Uygulama kapsamında Ahmet Sürme, Erdal Özdoğan, Aligül Alkaya, Mikail Mungan ve Halil Kahraman’ın diğer tutsaklarla temasının engellendiği, spor, sohbet ve kültürel etkinliklerden mahrum bırakıldıkları kaydedildi. Tutsaklar ayrıca sağlık hizmetine erişimde ciddi engellerle karşılaşıyor; kelepçeli muayene dayatması nedeniyle tedavileri yapılmıyor ve kronik hastalıklar risk oluşturuyor.

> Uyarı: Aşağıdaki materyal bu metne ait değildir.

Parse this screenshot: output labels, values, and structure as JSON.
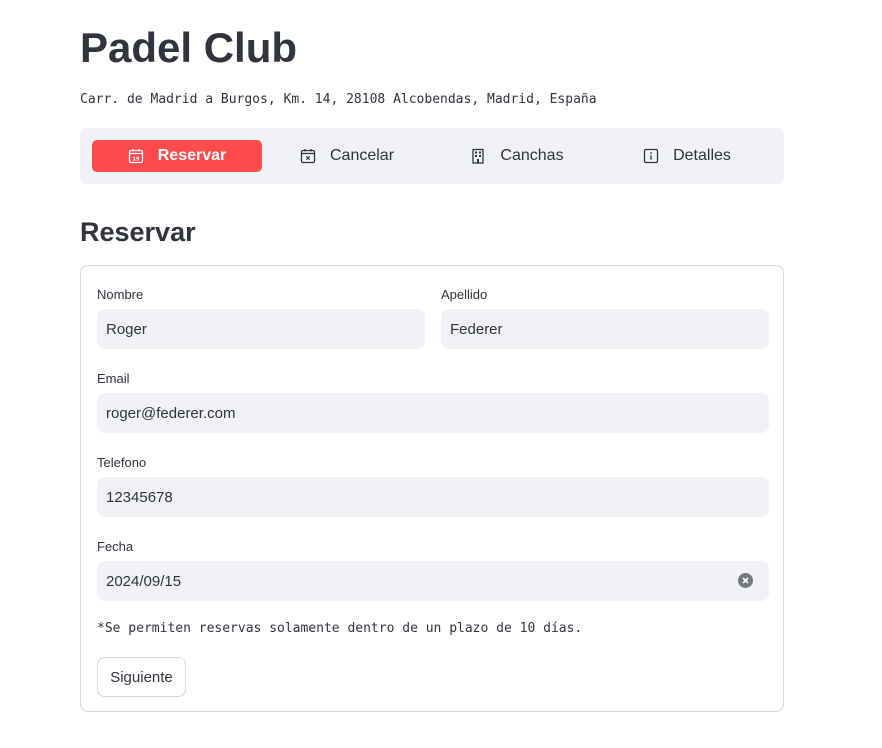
{
  "header": {
    "title": "Padel Club",
    "address": "Carr. de Madrid a Burgos, Km. 14, 28108 Alcobendas, Madrid, España"
  },
  "nav": {
    "items": [
      {
        "label": "Reservar",
        "icon": "calendar-icon",
        "active": true
      },
      {
        "label": "Cancelar",
        "icon": "calendar-x-icon",
        "active": false
      },
      {
        "label": "Canchas",
        "icon": "building-icon",
        "active": false
      },
      {
        "label": "Detalles",
        "icon": "info-icon",
        "active": false
      }
    ],
    "active_color": "#ff4b4b",
    "background": "#f0f2f6"
  },
  "section": {
    "title": "Reservar"
  },
  "form": {
    "nombre": {
      "label": "Nombre",
      "value": "Roger"
    },
    "apellido": {
      "label": "Apellido",
      "value": "Federer"
    },
    "email": {
      "label": "Email",
      "value": "roger@federer.com"
    },
    "telefono": {
      "label": "Telefono",
      "value": "12345678"
    },
    "fecha": {
      "label": "Fecha",
      "value": "2024/09/15",
      "icon": "clear-icon"
    },
    "note": "*Se permiten reservas solamente dentro de un plazo de 10 días.",
    "next_label": "Siguiente"
  }
}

İletişim hakları da kısıtlı durumda. Ağırlaştırılmış müebbet cezası olan tutsakların telefon görüş süreleri teknik aksaklıklar ve idari keyfilik nedeniyle fiilen azaltılıyor. Eğitim ve kültürel haklar engelleniyor, Halk Eğitim Merkezi kursları bireysel katılımla sınırlandırılıyor, toplu dersler ve özellikle saz kursları yasaklanıyor. Gazete ve yayın erişimi de kısıtlanıyor.
Yiyeceklerin yetersizliği, mahremiyetin ihlali, keyfi aramalar ve yazılı çalışmalara el koyma gibi uygulamalar da sistematik hak ihlalleri arasında yer alıyor. İnfazını tamamlamış tutsaklar ise İdare ve Gözlem Kurulu kararları ile tahliye edilmiyor.

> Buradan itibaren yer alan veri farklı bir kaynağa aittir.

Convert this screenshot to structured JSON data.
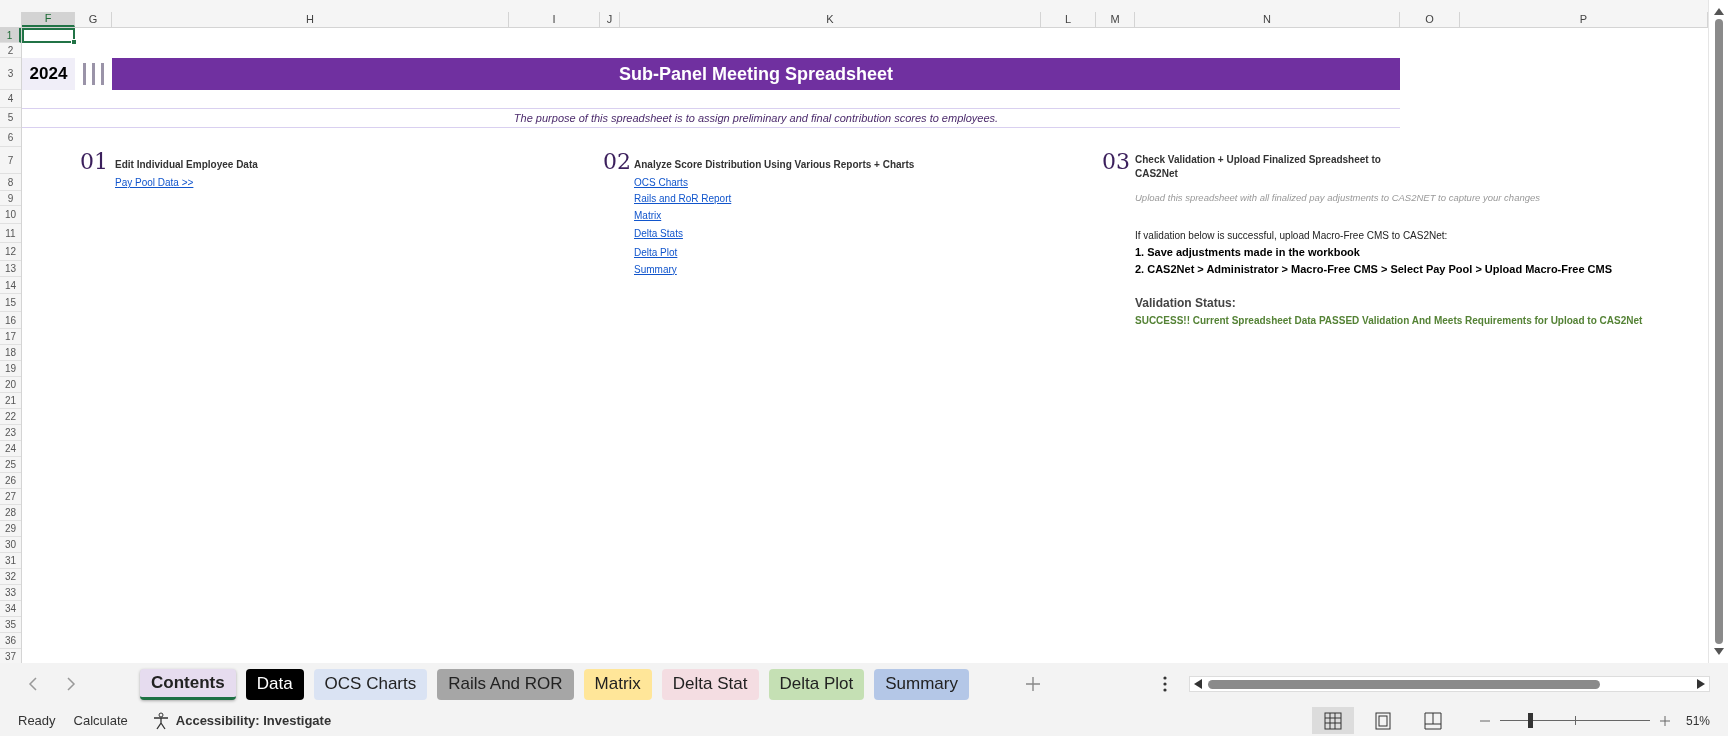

Uysal Aslan, TBMM İnsan Haklarını İnceleme Komisyonu’na yaptığı başvuruda, “Bombacı statüsü” uygulamasının hukuki dayanağının araştırılmasını, ayrımcı statünün kaldırılmasını ve tutsakların diğer hükümlülerle eşit haklara sahip olmasının sağlanmasını talep etti. Ayrıca Ceza ve Tevkifevleri Genel Müdürlüğü tarafından gönderilen genelge ve talimatların da kamuoyu ve TBMM ile paylaşılması istendi:
“Bizler, hem “bombacı statüsü” adı altında icat edilen hukuk dışı rejimin hem de Tekirdağ 2 Nolu F Tipi Cezaevi’ndeki sistematik hak ihlallerinin derhal son bulması için, Adalet Bakanlığı’nı ve TBMM İnsan Haklarını İnceleme Komisyonu’nu göreve çağırıyoruz.
Hukuksuzluğun ve keyfiliğin kurumsallaştığı bu tablo, yalnızca mahpusların değil, tüm toplumun hukuk güvenliği açısından alarm verici bir tehlikedir.”